What Is The GCF Of $44 J^5 K^4$ And $121 J^2 K^6$?A. $ 4 J 3 K 2 4 J^3 K^2 4 J 3 K 2 [/tex] B. $4 J^2 K^4$ C. $11 J^3 K^2$ D. $ 11 J 2 K 4 11 J^2 K^4 11 J 2 K 4 [/tex]

Mar 11, 2025 by ADMIN 179 views

**What is the Greatest Common Factor (GCF) of Two Algebraic Expressions?**

In mathematics, the Greatest Common Factor (GCF) of two or more numbers is the largest positive integer that divides each of the numbers without leaving a remainder. However, when dealing with algebraic expressions, the concept of GCF becomes more complex. In this article, we will explore the GCF of two algebraic expressions, specifically the GCF of $44 j^5 k^4$ and $121 j^2 k^6$.

Understanding the Basics of GCF

Before we dive into the problem, let's review the basics of GCF. The GCF of two numbers is the largest number that divides both numbers without leaving a remainder. For example, the GCF of 12 and 18 is 6, because 6 is the largest number that divides both 12 and 18 without leaving a remainder.

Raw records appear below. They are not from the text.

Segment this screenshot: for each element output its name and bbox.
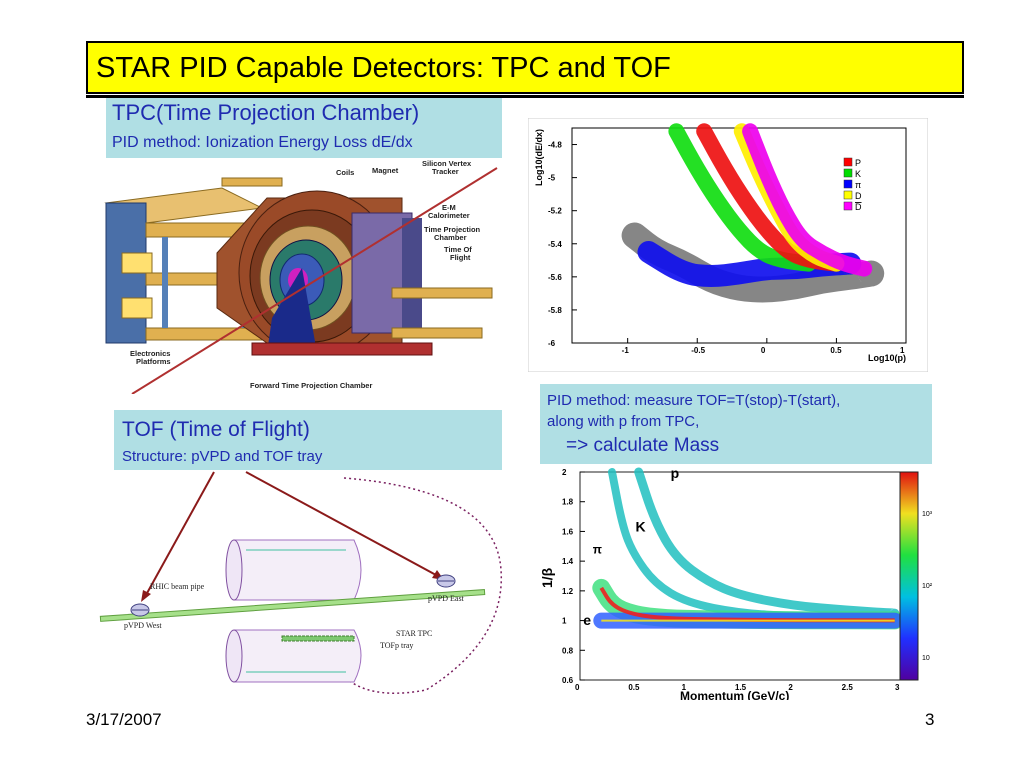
pid-tof-line1: PID method: measure TOF=T(stop)-T(start)… (547, 392, 840, 409)
label-calorimeter: Calorimeter (428, 211, 470, 220)
colorbar (900, 472, 918, 680)
legend-label: D (855, 202, 862, 212)
dedx-xtick: 0 (761, 346, 766, 355)
beta-ytick: 1.4 (562, 557, 574, 566)
beta-ytick: 1.6 (562, 527, 574, 536)
pvpd-west-icon (131, 604, 149, 616)
dedx-xtick: -0.5 (691, 346, 705, 355)
beta-ytick: 1.8 (562, 498, 574, 507)
label-pvpd-east: pVPD East (428, 594, 465, 603)
footer-page-number: 3 (925, 710, 934, 730)
label-star-tpc: STAR TPC (396, 629, 432, 638)
label-forward-tpc: Forward Time Projection Chamber (250, 381, 372, 390)
beta-ytick: 0.6 (562, 676, 574, 685)
inverse-beta-chart: 0 0.5 1 1.5 2 2.5 3 0.6 0.8 1 1.2 1.4 1.6 1.8 2 p Kπ e M… (530, 464, 934, 700)
dedx-ylabel: Log10(dE/dx) (534, 129, 544, 186)
label-tofp-tray: TOFp tray (380, 641, 413, 650)
pid-tof-line3: => calculate Mass (566, 435, 719, 457)
legend-label: π (855, 180, 861, 190)
beta-xtick: 3 (895, 683, 900, 692)
arrowhead-west-icon (141, 590, 151, 602)
label-magnet: Magnet (372, 166, 399, 175)
colorbar-tick: 10 (922, 655, 930, 662)
beta-xtick: 0.5 (628, 683, 640, 692)
dedx-ytick: -5.4 (548, 240, 562, 249)
beta-xtick: 2.5 (842, 683, 854, 692)
legend-swatch (844, 202, 852, 210)
legend-label: P (855, 158, 861, 168)
tpc-method: PID method: Ionization Energy Loss dE/dx (112, 134, 413, 152)
dedx-ytick: -5 (548, 174, 556, 183)
beta-plot-area (580, 472, 900, 680)
dedx-xlabel: Log10(p) (868, 353, 906, 363)
tof-heading: TOF (Time of Flight) (122, 418, 310, 442)
dedx-ytick: -6 (548, 339, 556, 348)
legend-label: K (855, 169, 861, 179)
tof-pvpd-diagram: RHIC beam pipe pVPD West pVPD East STAR … (96, 460, 516, 705)
beta-ytick: 1 (562, 617, 567, 626)
dedx-ytick: -4.8 (548, 141, 562, 150)
band-label-3: π (593, 543, 602, 557)
dedx-chart: -1 -0.5 0 0.5 1 -4.8 -5 -5.2 -5.4 -5.6 -5.8 -6 Log1… (528, 118, 928, 372)
band-label-2: K (635, 518, 645, 534)
beta-ytick: 0.8 (562, 646, 574, 655)
footer-date: 3/17/2007 (86, 710, 162, 730)
pid-tof-line2: along with p from TPC, (547, 413, 699, 430)
beta-ytick: 2 (562, 468, 567, 477)
dedx-xtick: 0.5 (830, 346, 842, 355)
label-platforms: Platforms (136, 357, 171, 366)
legend-swatch (844, 180, 852, 188)
label-tracker: Tracker (432, 167, 459, 176)
dedx-ytick: -5.2 (548, 207, 562, 216)
legend-swatch (844, 158, 852, 166)
star-detector-diagram: Coils Magnet Silicon Vertex Tracker E-M … (102, 158, 502, 394)
legend-swatch (844, 169, 852, 177)
label-coils: Coils (336, 168, 354, 177)
legend-swatch (844, 191, 852, 199)
pvpd-east-icon (437, 575, 455, 587)
beta-ytick: 1.2 (562, 587, 574, 596)
beta-xlabel: Momentum (GeV/c) (680, 689, 789, 700)
label-flight: Flight (450, 253, 471, 262)
beta-ylabel: 1/β (539, 567, 555, 588)
legend-label: D (855, 191, 862, 201)
dedx-ytick: -5.6 (548, 273, 562, 282)
band-label-1: p (671, 465, 680, 481)
tof-tray (282, 636, 354, 641)
colorbar-tick: 10³ (922, 511, 933, 518)
slide-title: STAR PID Capable Detectors: TPC and TO… (96, 52, 671, 85)
label-pvpd-west: pVPD West (124, 621, 162, 630)
label-chamber: Chamber (434, 233, 467, 242)
dedx-xtick: -1 (622, 346, 630, 355)
beta-xtick: 0 (575, 683, 580, 692)
dedx-ytick: -5.8 (548, 306, 562, 315)
band-label-4: e (583, 612, 591, 628)
tpc-heading: TPC(Time Projection Chamber) (112, 100, 419, 126)
colorbar-tick: 10² (922, 583, 933, 590)
label-rhic-beam-pipe: RHIC beam pipe (150, 582, 205, 591)
arrow-to-pvpd-west (146, 472, 214, 595)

The GCF of Algebraic Expressions

When dealing with algebraic expressions, the GCF is the product of the common factors of the variables and the common factors of the coefficients. In other words, the GCF of two algebraic expressions is the expression that results from multiplying the common factors of the variables and the common factors of the coefficients.

Finding the GCF of $44 j^5 k^4$ and $121 j^2 k^6$

To find the GCF of $44 j^5 k^4$ and $121 j^2 k^6$, we need to identify the common factors of the variables and the common factors of the coefficients.

The common factors of the variables are $j^2$ and $k^4$.
The common factors of the coefficients are 1, because the coefficients are 44 and 121, and there is no common factor other than 1.

Calculating the GCF

Now that we have identified the common factors of the variables and the coefficients, we can calculate the GCF by multiplying the common factors of the variables and the common factors of the coefficients.

GCF = $j^2 \cdot k^4$

However, we need to consider the coefficients as well. The coefficients are 44 and 121, and the common factor of the coefficients is 1. Therefore, the GCF is:

GCF = $1 \cdot j^2 \cdot k^4$

Simplifying the expression, we get:

GCF = $j^2 k^4$

Conclusion

In conclusion, the GCF of $44 j^5 k^4$ and $121 j^2 k^6$ is $j^2 k^4$. This is because the common factors of the variables are $j^2$ and $k^4$, and the common factor of the coefficients is 1.

Answer

The correct answer is:

B. $4 j^2 k^4$

However, this is not the correct answer. The correct answer is:

B. $4 j^2 k^4$ is not the correct answer, but $j^2 k^4$ is the correct answer.

Why is the answer not among the options?

The answer $j^2 k^4$ is not among the options because the options are in the form of $4 j^2 k^4$ and $11 j^2 k^4$. However, the correct answer is $j^2 k^4$, not $4 j^2 k^4$ or $11 j^2 k^4$.

What is the mistake in the options?

The mistake in the options is that they are all in the form of $4 j^2 k^4$ and $11 j^2 k^4$. However, the correct answer is $j^2 k^4$, not $4 j^2 k^4$ or $11 j^2 k^4$. This is because the common factor of the coefficients is 1, not 4 or 11.